When Todaro cast actress Susan Isaacs as Hale's "owner," he was unaware she and Hale were in a sketch comedy troupe together, and all three contributed to fleshing out Todaro's idea, adding details like Hale following Isaacs and waiting for her outside the bathroom. "I had a dog while I was growing up, so I just thought about him and my friends' dogs," Hale says. "The commercials I've done are very smart and very well-written," he adds. "The comedy comes from truth, and I've never had to 'sell' it, which always gets an actor into trouble, because it won't come off as authentic. Most of the time, I play a quirky sidekick, and I just kind of highlight what there is to make fun of myself."
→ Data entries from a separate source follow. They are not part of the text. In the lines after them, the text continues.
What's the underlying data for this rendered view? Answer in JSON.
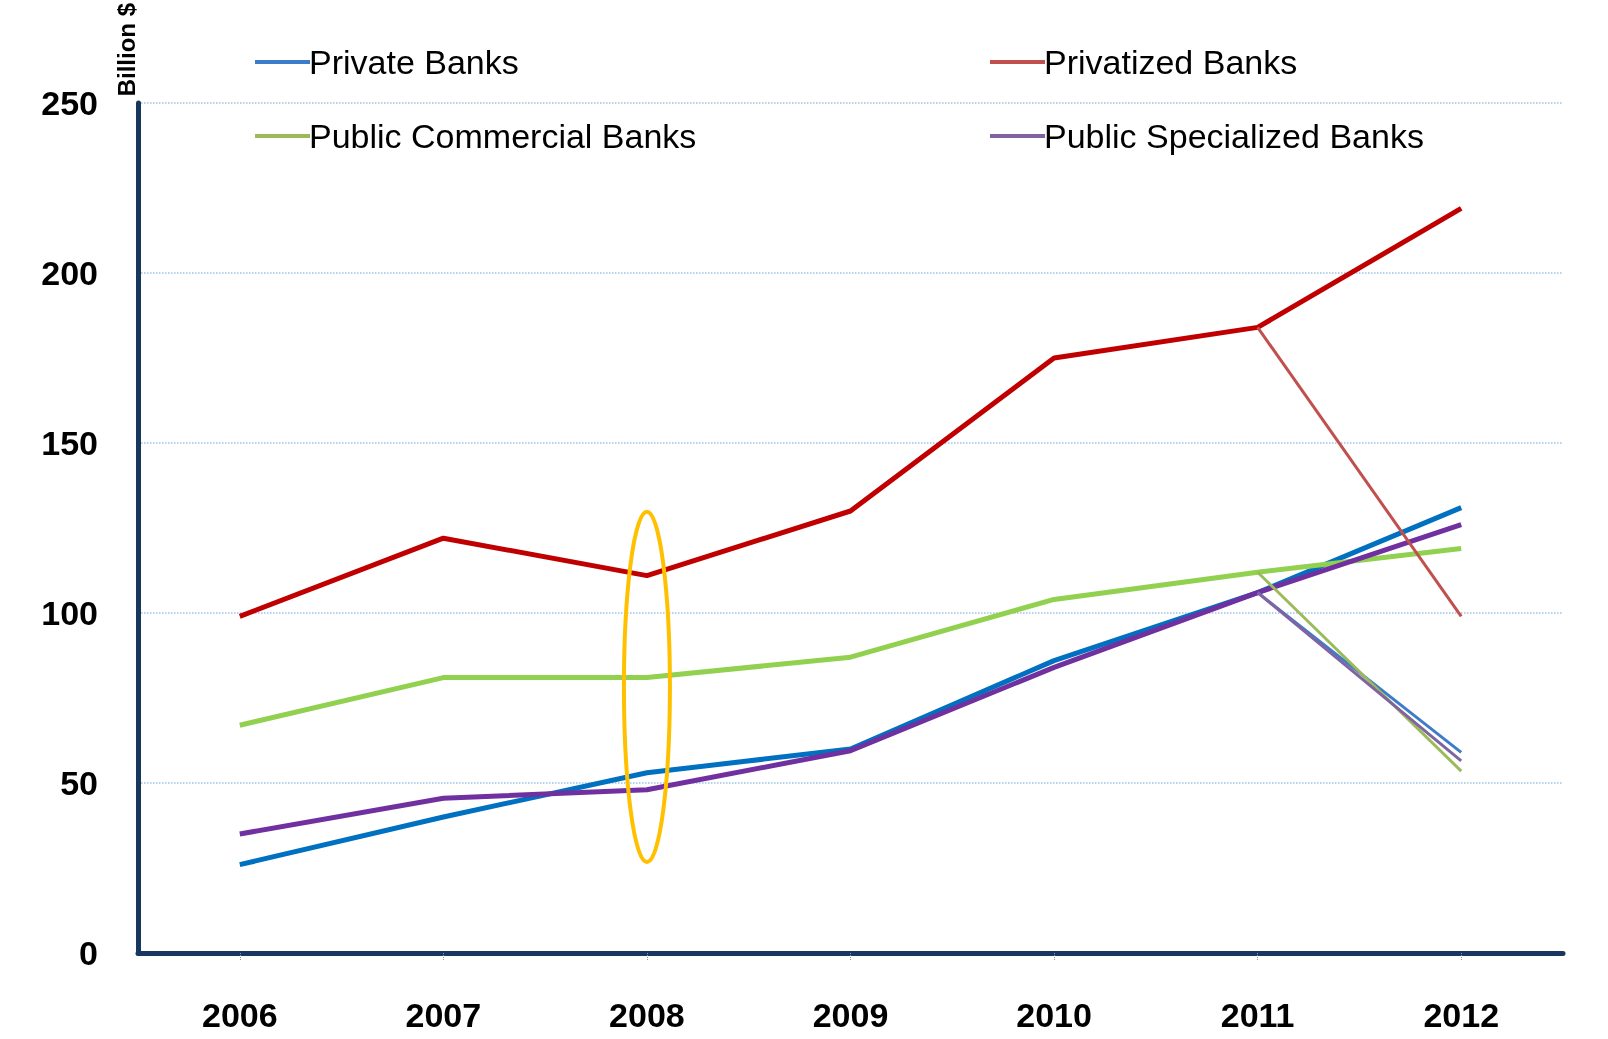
{
  "chart_data": {
    "type": "line",
    "ylabel": "Billion $",
    "categories": [
      "2006",
      "2007",
      "2008",
      "2009",
      "2010",
      "2011",
      "2012"
    ],
    "series": [
      {
        "name": "Private Banks",
        "color": "#3d7cc9",
        "values": [
          null,
          null,
          null,
          null,
          null,
          106,
          59
        ]
      },
      {
        "name": "Privatized Banks",
        "color": "#c0504d",
        "values": [
          null,
          null,
          null,
          null,
          null,
          184,
          99
        ]
      },
      {
        "name": "Public Commercial Banks",
        "color": "#9bbb59",
        "values": [
          null,
          null,
          null,
          null,
          null,
          112,
          53.5
        ]
      },
      {
        "name": "Public Specialized Banks",
        "color": "#8064a2",
        "values": [
          null,
          null,
          null,
          null,
          null,
          106,
          56.5
        ]
      },
      {
        "color": "#0070c0",
        "values": [
          26,
          40,
          53,
          60,
          86,
          106,
          131
        ]
      },
      {
        "color": "#c00000",
        "values": [
          99,
          122,
          111,
          130,
          175,
          184,
          219
        ]
      },
      {
        "color": "#92d050",
        "values": [
          67,
          81,
          81,
          87,
          104,
          112,
          119
        ]
      },
      {
        "color": "#7030a0",
        "values": [
          35,
          45.5,
          48,
          59.5,
          84,
          106,
          126
        ]
      }
    ],
    "ylim": [
      0,
      250
    ],
    "yticks": [
      0,
      50,
      100,
      150,
      200,
      250
    ],
    "grid": "y",
    "legend": "top left",
    "marker": "none",
    "line_style": "solid"
  }
}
Hale won't be available for commercials work for a while, unfortunately. He's about to make the actor's inevitable move to Los Angeles now that Fox has picked up his sitcom pilot - the working title is Arrested Development - from Ron Howard's Imagine Entertainment. He already has a bit of experience in developing a character over several episodes; Sony liked his Uncle Hank character (a strange guy who lives with his sister's family and is so obsessed by every gadget Sony makes that he hardly ever leaves his attic room) well enough to expand the original three-spot package into a series of 10 two-minute pieces that ran in Circuit City stores.
A sitcom is on the scale of an epic compared to a commercial, so Hale's learned not to go too deep into character when auditioning for spot roles. About all he knows when he arrives at the audition studio is who the client is and whether he should dress casually or corporate. With only about 10 minutes to prepare, "you just improvise, have fun with it, and use all the nervous energy," he says. "When you get the role, you know they chose you because of what you did in the audition, and you just build on it during the filming."
Hale caught the acting bug in seventh grade, but didn't commit to acting until after he had earned a journalism degree and worked for several years as a youth minister in Tallahassee. He moved to New York eight years ago and began training at William Esper Studios and The Barrow Group. "To be a working actor is such a blessing," says Hale, who hasn't had to don his waiter's garb for the past three years. "Auditioning is an actor's job; performing is play."